No mesmo dia, foi levado até uma casa onde estavam José María Tamayo – revolucionário cubano conhecido como "Papi" – e o novo chefe da missão. Era Che Guevara, em versão bem diferente da do retrato Guerrilheiro Heroico, registrado pelo fotógrafo Alfredo Korda em 1960 e que estampa camisetas até hoje.

"[Usava] um corte de cabelo muito conservador, um grande bigode negro e um terno de tecido escuro, muito britânico, com uma gola dura de banqueiro e uma gravata de cores sérias", descreveu o escritor colombiano Gabriel García Márquez na revista Algarabía – um raro relato sobre o disfarce de Che na ocasião.

Sentado, na sala, Dreke tentava entender o que se passava, enquanto "Ramón" remexia papéis na companhia de Osmany Cienfuegos, irmão de Camilo Cienfuegos Gorriarán – terceiro maior nome da Revolução Cubana. A dupla logo se aproximou. O irmão de Camilo insistiu que o novo comandante não era um estranho. "Você o conhece, coño", exclamou.

"Companheiro, eu nunca o vi", retrucou Dreke. Só então Guevara se apresentou e chamou o subordinado pelo sobrenome. "Ao saber quem era aquele senhor totalmente desconhecido, eu me pus ainda mais de pé", conta Dreke.

Sem perceber, o futuro general passara por um teste imposto por Fidel aos homens que melhor conheciam Guevara. Era importante que nem eles conseguissem reconhecê-lo no disfarce. Com o ex-ministro prestes a entrar na clandestinidade, o regime temia que ele fosse capturado, executado e, sua morte, atribuída ao governo.

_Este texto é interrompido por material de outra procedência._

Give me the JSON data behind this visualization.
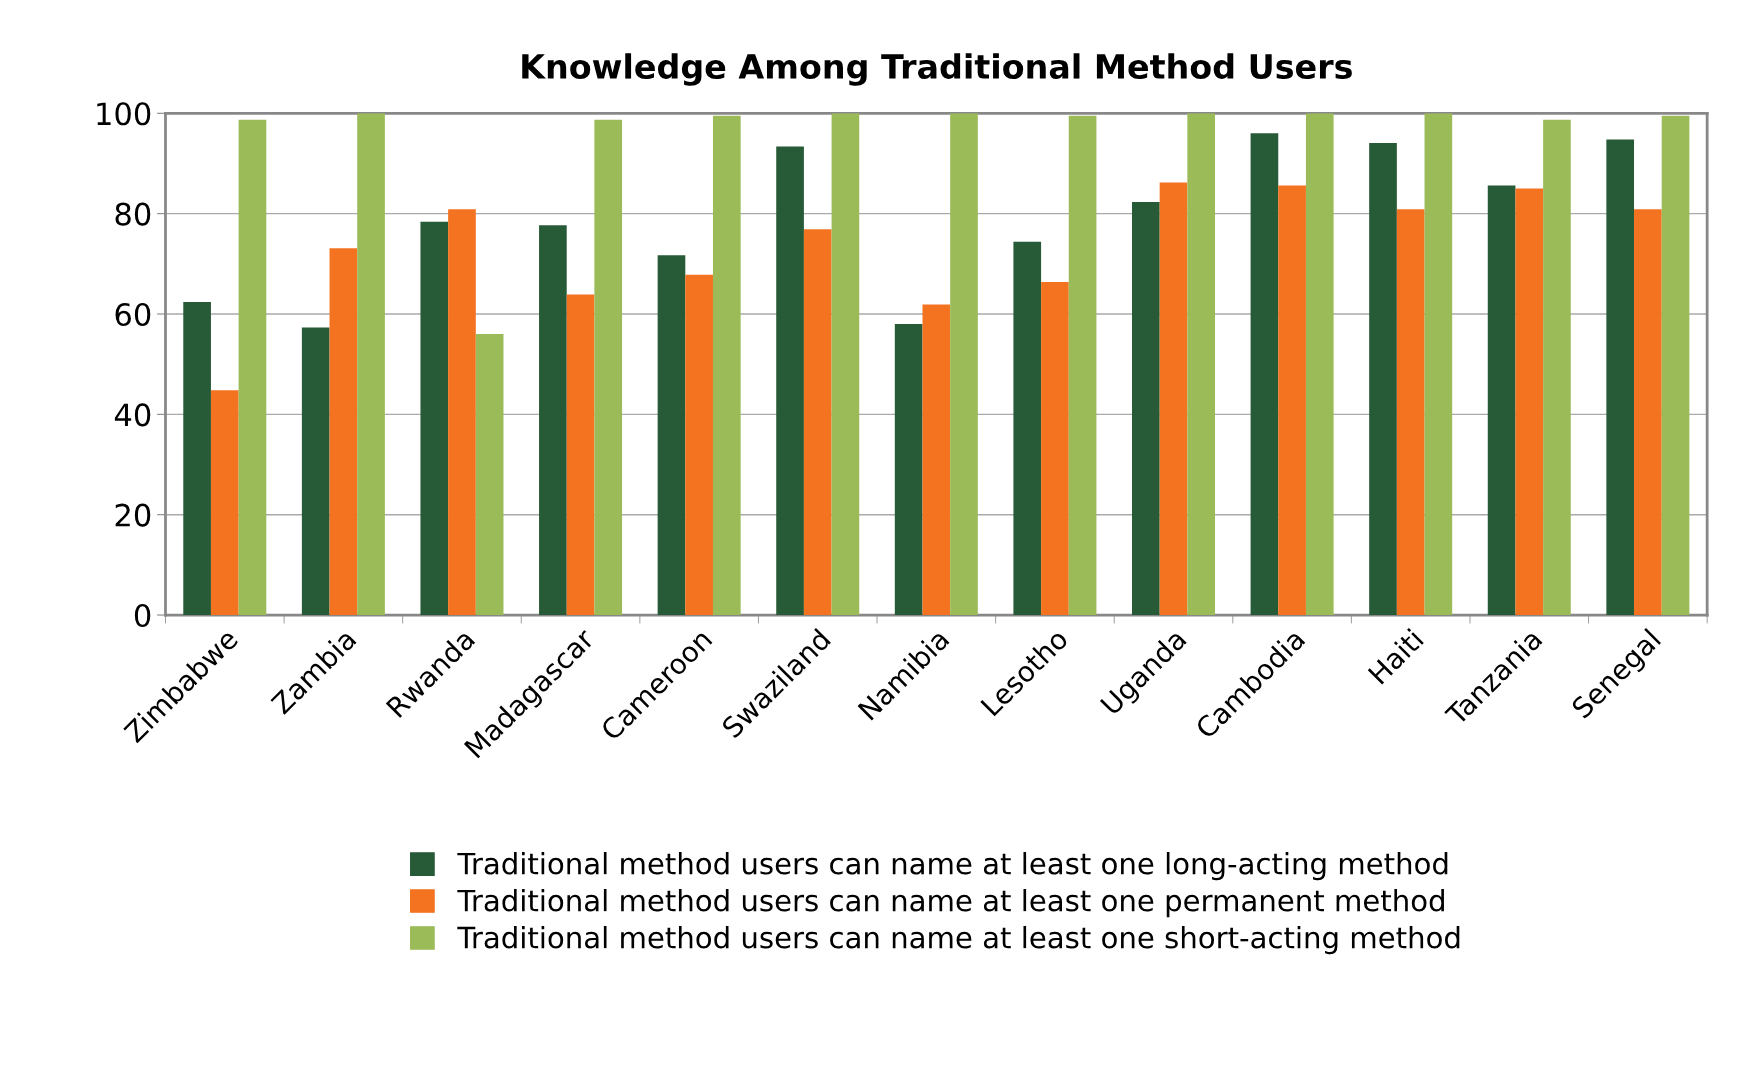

Em 1º de abril de 1965, o trio formado por "Ramón", Dreke e Tamayo iniciou o périplo rumo ao Congo em voos comerciais. Com passaportes falsos, eles passariam por Moscou, capitais da Europa Oriental, Argel, Cairo e Nairóbi, até chegar a Dar es Salaam, então capital da Tanzânia.

De lá, seguiram para o Lago Tanganica, rota de travessia para o Congo. Junto com 11 combatentes que se juntaram ao grupo ainda na Tanzânia, eles desembarcaram no sudeste do Congo, em 24 de abril. Ficara acertado que, em um primeiro momento, Dreke se apresentaria como o chefe, Guevara seria o "doutor Tatu", médico e tradutor.

"Che falava francês e um pouco de todos os dialetos. Nas primeiras reuniões, ele traduzia o que eu dizia. Sem entender o idioma, eu pensava: não falei tudo isso", conta Dreke rindo.

Não foi uma escolha gratuita. Era, ao contrário, confortável para Che. "Ele não ficou famoso ali como guerrilheiro, mas como médico. Como fazem os nossos na ilha e outros países, saía pela manhã visitando os lugares e distribuía os poucos medicamentos que tínhamos", relata Dreke.

"A história de um fracasso"

Depois de sete meses, após constatar a pouca unidade dos soldados africanos e a perda de apoio internacional, Che decidiu, a contragosto, encerrar a primeira missão internacional do regime cubano. Mas mandou uma carta a Fidel dizendo que Dreke "era um dos pilares em que confiava".

Após deixarem a África, os companheiros não seguiram pelo mesmo caminho. Che mantinha vivo o desejo de exportar a revolução e organizou nova expedição revolucionária. Na Bolívia, foi capturado e executado dez meses após sua chegada, em outubro de 1967.

A relação de Dreke com a África se manteria viva. Nos anos seguintes, liderou missões bem-sucedidas nas guerras de libertação de Guiné-Bissau/Cabo Verde e República da Guiné.